Несмотря на явную и мучительную попытку сохранить самообладание, девушка залилась румянцем смущения. Даже глаза у нее, казалось, покраснели, что стало особенно заметно, когда кровь отхлынула от лица и оно обрело прежнюю бледность.
– Я буду очень благодарна вам за помощь, – тихо ответила мисс Трелони, а потом, словно спохватившись, добавила: – Но вы вовсе не должны уделять все свое время мне одной! Я знаю, у вас много других неотложных дел, и, сколь бы высоко ни ценила вашу помощь, распоряжаться всем вашим временем не вправе.
– Все мое время в полном вашем распоряжении, – поспешно ответил я. – Я легко могу устроить свои сегодняшние дела так, чтобы иметь возможность явиться сюда во второй половине дня и остаться до завтрашнего утра. В дальнейшем, если потребуется, я смогу сделать так, чтобы в моем распоряжении было еще больше времени.
Она была глубоко тронута, глаза ее наполнились слезами, и ей пришлось поспешно отвернуться.
– Хорошо, что вы будете здесь, мистер Росс, – подал голос детектив. – Я тоже останусь в доме, если мисс Трелони позволит и если начальство даст «добро». Благодаря этому письму все дело, кажется, предстает в новом свете, хотя от этого становится еще загадочнее. Если вы задержитесь здесь на час-другой, я быстро съезжу в Скотленд-Ярд, потом к изготовителям сейфов, а затем сразу же вернусь, и вы сможете уйти с более или менее спокойной душой: все-таки здесь останусь я.
Когда он удалился, мы с мисс Трелони несколько минут молчали. Наконец она подняла глаза, и на краткий миг мы встретились с ней взглядами; после этого я не согласился бы поменяться местами даже с королем. Какое-то время девушка занималась тем, что устраивала отца поудобнее на диване, а потом, попросив меня не спускать с него глаз до ее возвращения, торопливо вышла прочь.
Немного погодя она вернулась с миссис Грант, двумя служанками и парой мужчин, которые принесли раму, спинки и прочие детали легкой железной кровати. Слуги в два счета собрали ее, после чего покинули комнату.
– Нам надо все приготовить к возвращению доктора, – пояснила мне мисс Трелони. – Он наверняка распорядится уложить отца в постель, а даже на самой простой кровати ему будет удобнее, чем на диване. – Она придвинула стул вплотную к дивану и уселась подле отца.
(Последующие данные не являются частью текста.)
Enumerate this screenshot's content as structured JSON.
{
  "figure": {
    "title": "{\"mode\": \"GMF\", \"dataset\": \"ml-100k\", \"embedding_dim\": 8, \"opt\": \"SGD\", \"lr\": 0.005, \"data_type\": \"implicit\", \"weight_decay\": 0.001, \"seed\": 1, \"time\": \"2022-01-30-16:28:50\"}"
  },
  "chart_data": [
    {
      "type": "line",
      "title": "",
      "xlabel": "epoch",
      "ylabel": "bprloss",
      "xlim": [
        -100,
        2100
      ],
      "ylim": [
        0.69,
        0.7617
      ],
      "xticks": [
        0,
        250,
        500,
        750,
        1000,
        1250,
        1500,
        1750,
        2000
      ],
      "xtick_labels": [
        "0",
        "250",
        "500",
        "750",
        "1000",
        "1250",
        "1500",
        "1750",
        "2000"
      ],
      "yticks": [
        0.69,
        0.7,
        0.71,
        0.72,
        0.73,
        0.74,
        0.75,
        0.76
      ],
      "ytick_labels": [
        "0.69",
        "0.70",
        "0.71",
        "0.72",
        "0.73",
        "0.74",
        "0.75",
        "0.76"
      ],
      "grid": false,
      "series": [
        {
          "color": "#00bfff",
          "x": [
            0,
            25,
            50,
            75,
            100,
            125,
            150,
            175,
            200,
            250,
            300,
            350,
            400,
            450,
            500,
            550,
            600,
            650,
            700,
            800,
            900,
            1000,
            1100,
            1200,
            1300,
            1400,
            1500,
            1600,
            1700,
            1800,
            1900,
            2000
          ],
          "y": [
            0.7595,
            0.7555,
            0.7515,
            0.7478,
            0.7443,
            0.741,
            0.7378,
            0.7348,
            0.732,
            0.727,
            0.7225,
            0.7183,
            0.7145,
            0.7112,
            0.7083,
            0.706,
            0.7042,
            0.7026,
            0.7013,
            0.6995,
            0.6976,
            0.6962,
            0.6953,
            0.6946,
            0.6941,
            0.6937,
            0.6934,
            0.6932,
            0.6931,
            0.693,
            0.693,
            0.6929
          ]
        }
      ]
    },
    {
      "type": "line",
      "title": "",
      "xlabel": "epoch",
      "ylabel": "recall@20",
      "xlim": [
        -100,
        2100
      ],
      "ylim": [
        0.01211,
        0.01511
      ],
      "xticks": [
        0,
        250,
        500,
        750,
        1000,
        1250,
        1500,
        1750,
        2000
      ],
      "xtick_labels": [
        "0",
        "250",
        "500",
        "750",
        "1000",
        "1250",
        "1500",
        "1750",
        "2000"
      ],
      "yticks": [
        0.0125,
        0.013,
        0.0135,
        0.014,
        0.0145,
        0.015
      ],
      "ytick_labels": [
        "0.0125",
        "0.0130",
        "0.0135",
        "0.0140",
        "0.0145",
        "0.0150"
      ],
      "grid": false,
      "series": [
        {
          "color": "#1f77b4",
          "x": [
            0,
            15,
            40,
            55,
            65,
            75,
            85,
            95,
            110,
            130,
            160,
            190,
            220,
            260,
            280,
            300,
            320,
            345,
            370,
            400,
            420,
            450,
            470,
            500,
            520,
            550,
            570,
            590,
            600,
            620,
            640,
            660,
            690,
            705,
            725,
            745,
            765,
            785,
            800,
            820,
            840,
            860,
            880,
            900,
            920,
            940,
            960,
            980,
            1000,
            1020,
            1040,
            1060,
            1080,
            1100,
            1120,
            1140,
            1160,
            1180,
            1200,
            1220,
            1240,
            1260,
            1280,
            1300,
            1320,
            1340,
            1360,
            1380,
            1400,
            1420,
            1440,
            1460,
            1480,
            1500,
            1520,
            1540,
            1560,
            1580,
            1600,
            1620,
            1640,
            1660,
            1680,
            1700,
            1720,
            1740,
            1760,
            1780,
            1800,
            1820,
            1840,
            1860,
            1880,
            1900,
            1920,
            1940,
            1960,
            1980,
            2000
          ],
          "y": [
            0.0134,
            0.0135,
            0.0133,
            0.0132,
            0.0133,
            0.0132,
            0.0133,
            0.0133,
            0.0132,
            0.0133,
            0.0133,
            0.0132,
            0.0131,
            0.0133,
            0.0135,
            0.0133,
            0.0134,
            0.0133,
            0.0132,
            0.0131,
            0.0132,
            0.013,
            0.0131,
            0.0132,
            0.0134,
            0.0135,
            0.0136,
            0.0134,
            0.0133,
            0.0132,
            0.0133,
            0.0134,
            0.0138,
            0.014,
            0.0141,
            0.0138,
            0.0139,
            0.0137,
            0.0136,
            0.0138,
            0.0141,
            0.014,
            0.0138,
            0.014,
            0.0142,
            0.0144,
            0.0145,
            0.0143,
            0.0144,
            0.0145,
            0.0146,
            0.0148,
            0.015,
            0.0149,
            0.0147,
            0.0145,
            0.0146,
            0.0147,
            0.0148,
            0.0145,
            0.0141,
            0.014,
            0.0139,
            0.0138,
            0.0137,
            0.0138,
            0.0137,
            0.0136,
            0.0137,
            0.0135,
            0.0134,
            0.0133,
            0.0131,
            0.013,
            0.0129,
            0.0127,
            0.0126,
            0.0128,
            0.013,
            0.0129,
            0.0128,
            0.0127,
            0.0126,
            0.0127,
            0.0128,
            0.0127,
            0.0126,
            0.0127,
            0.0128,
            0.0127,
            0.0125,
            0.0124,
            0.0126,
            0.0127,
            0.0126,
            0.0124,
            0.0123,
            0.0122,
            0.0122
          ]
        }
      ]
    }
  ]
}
Я медленно обошел комнату, внимательно рассматривая все, что привлекало взор. Что и говорить, в ней хватало диковин, которые вызвали бы любопытство у любого человека даже при менее странных обстоятельствах. Помимо предметов мебели, обычных в хорошо обставленной спальне, там находилось великое множество изумительных древних артефактов, по большей части египетских. А так как комната была огромная, в ней поместилось без счета разных вещей, подчас весьма внушительных размеров.
Я все еще обследовал комнату, когда снаружи донесся хруст гравия под колесами экипажа. Звякнул колокольчик входной двери, и чуть спустя – коротко постучав и услышав «войдите!» – к нам присоединился доктор Винчестер, сопровождаемый молодой женщиной в темном одеянии сиделки.
– Мне повезло! – сообщил он с порога. – Я сразу нашел ее, и она сейчас свободна. Мисс Трелони, позвольте представить вам сиделку Кеннеди!